La scrittrice di Roseto e presidente dell'associazione “Il Guscio” Andreina Moretti e insieme alla volontaria Hebe Munoz, hanno salvato una ragazza dal suo aguzzino - un amico di famiglia - dopo tre mesi di segregazione e maltrattamenti. A rendere noto quanto è successo è Hebe Munoz, italo-venezuelana entrata nell’associazione perché a sua volta vittima di violenza. La donna racconta: «Vi sono persone che in situazioni estreme riescono a compiere azioni disperatamente straordinarie, da apparire assolutamente impossibili. Eppure, è proprio una di queste storie incredibili quella accaduta a me e ad Andreina Moretti: salvare la vita di una ragazza sconosciuta, che non parlava una sola parola di italiano e che viveva lontano da entrambe».

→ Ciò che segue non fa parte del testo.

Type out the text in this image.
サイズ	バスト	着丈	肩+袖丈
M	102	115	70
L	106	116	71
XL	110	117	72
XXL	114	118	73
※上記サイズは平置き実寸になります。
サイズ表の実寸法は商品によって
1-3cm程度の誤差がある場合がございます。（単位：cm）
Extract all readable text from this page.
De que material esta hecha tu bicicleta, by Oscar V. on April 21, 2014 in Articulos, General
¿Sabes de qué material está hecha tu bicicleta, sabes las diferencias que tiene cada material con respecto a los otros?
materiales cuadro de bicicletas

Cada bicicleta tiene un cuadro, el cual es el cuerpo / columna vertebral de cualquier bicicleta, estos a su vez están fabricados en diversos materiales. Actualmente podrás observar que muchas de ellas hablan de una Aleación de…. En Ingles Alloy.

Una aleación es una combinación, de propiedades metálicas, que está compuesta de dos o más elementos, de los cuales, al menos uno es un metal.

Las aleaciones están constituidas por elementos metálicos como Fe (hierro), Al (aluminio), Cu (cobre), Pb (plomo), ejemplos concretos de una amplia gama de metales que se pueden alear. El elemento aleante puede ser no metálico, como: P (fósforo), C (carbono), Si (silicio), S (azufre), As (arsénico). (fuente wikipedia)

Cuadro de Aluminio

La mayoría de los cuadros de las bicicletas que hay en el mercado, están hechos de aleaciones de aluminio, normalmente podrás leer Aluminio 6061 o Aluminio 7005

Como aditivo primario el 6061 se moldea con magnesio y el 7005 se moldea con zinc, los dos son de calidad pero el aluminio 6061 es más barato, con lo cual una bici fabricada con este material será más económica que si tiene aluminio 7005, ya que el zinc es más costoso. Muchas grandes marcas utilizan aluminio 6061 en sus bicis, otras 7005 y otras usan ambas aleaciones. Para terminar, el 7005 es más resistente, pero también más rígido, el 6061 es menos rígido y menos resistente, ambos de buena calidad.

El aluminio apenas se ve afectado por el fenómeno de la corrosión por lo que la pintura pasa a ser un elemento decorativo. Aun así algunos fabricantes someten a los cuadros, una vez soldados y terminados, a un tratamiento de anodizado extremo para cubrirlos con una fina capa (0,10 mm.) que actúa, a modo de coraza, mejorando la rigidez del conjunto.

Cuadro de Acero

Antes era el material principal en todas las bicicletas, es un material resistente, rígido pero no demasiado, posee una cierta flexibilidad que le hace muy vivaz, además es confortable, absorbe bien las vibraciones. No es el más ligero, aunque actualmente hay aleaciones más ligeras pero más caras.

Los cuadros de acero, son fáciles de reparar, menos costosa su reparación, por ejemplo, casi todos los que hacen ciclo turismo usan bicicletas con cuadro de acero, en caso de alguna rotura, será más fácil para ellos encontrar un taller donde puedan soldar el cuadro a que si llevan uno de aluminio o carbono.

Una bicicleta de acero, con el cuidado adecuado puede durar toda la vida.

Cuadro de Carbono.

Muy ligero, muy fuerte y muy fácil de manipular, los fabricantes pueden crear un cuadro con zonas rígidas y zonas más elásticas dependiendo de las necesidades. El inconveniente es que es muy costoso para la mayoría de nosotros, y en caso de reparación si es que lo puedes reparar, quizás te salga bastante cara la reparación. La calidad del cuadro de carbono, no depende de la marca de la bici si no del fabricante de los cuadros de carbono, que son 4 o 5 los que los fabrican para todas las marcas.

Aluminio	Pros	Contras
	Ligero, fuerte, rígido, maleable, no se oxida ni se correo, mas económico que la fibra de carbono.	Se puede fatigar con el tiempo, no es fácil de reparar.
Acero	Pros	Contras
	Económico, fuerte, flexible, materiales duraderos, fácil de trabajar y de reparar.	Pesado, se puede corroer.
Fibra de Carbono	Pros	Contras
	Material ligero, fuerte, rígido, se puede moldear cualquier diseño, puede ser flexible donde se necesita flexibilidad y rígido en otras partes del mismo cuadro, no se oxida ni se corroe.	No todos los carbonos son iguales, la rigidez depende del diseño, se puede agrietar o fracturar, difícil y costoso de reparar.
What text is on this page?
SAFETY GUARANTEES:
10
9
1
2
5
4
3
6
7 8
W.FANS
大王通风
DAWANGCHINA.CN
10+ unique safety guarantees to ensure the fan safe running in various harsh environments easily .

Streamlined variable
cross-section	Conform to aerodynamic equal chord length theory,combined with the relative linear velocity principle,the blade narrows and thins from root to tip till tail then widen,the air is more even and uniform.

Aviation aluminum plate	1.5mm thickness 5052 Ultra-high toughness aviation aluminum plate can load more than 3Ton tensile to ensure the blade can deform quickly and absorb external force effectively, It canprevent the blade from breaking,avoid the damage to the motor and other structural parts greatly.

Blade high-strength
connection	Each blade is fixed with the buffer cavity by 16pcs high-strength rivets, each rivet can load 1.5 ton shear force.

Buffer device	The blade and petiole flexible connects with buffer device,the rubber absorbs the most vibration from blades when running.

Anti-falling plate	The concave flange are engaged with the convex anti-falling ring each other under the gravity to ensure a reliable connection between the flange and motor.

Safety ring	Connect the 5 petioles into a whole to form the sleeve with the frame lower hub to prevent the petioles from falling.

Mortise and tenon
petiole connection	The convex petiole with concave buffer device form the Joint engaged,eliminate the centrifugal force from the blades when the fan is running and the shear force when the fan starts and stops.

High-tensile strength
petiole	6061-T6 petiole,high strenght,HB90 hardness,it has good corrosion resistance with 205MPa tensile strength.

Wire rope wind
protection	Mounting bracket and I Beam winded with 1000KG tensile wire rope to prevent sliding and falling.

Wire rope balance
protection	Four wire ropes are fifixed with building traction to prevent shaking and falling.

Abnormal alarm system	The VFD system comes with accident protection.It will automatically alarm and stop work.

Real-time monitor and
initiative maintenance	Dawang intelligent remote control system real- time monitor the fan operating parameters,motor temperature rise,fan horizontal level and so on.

Munoz racconta che sua figlia, che vive in Brasile, viene contattata da un amico argentino che chiede aiuto per una ragazza in pericolo, C.G., 30 anni, anche lei argentina. Questa ragazza si trova in Italia, non parla la lingua e sta subendo, dice il racconto, «violenze e maltrattamenti». La figlia la supplica di contattare urgentemente l’associazione che l'aveva aiutata in passato per salvare questa giovane. «Appena mi arriva il suo numero, - aggiunge Munoz - mancavano pochi minuti alle 9 del mattino, la contatto via WhatsApp. Mi risponde una voce spaventata: un uomo l’aveva sequestrata, le aveva sottratto documenti, denaro e telefono». La 30enne spiega che tre mesi prima, un amico di famiglia di 45 anni, che si era offerto di ospitarla in Italia e di aiutarla a trovare lavoro, l'aveva portata in un casolare nell’alto Piemonte. Dallo scambio di messaggi sembrava un luogo incantevole, ma si è rivelato essere in una zona isolata e l’accoglienza si è presto trasformata in un incubo. Dopo poche ore, l’uomo aveva iniziato a molestarla, le aveva tolto documenti e telefono e la teneva rinchiusa. Questo incubo, racconta la 30enne, sarebbe continuato per tre mesi. «C.G. mi invia le sue foto che mostrano i segni evidenti di percosse e maltrattamenti, - riferisce Munoz - mi consulto con Andreina Moretti che mi dà saggi consigli. Iniziamo immediatamente a pianificare un piano di fuga». Munoz e suo marito, dopo aver analizzato la zona tramite Google Maps e verificato la distanza dal casolare alle forze dell’ordine, chiamano un taxi. «Preparato il piano di fuga, telefono alla ragazza, completamente sotto choc - sottolinea Munoz - la rassicuro e la invito a prepararsi. Il tassista, consapevole della situazione, rimane in contatto con noi, mentre prenotiamo una camera d’albergo a Torino». Alle 14, la giovane è al sicuro in albergo e il giorno successivo, il 23 dicembre, la 30enne viene accompagnata in treno dai suoi parenti in Spagna. «Ricordiamoci tutti che una telefonata può salvare una vita e che nessuno si salva da solo; dobbiamo formare una rete solidale di aiuto - lancia il messaggio la presidente Moretti -  Noi chiediamo sempre alle vittime di denunciare e portare in tribunale i loro aguzzini, ma molte hanno paura del processo. In questo caso la ragazza argentina, al momento, ha preferito non denunciare quando le è accaduto, è terrorizzata dal dopo, dal processo che preferisce non affrontare».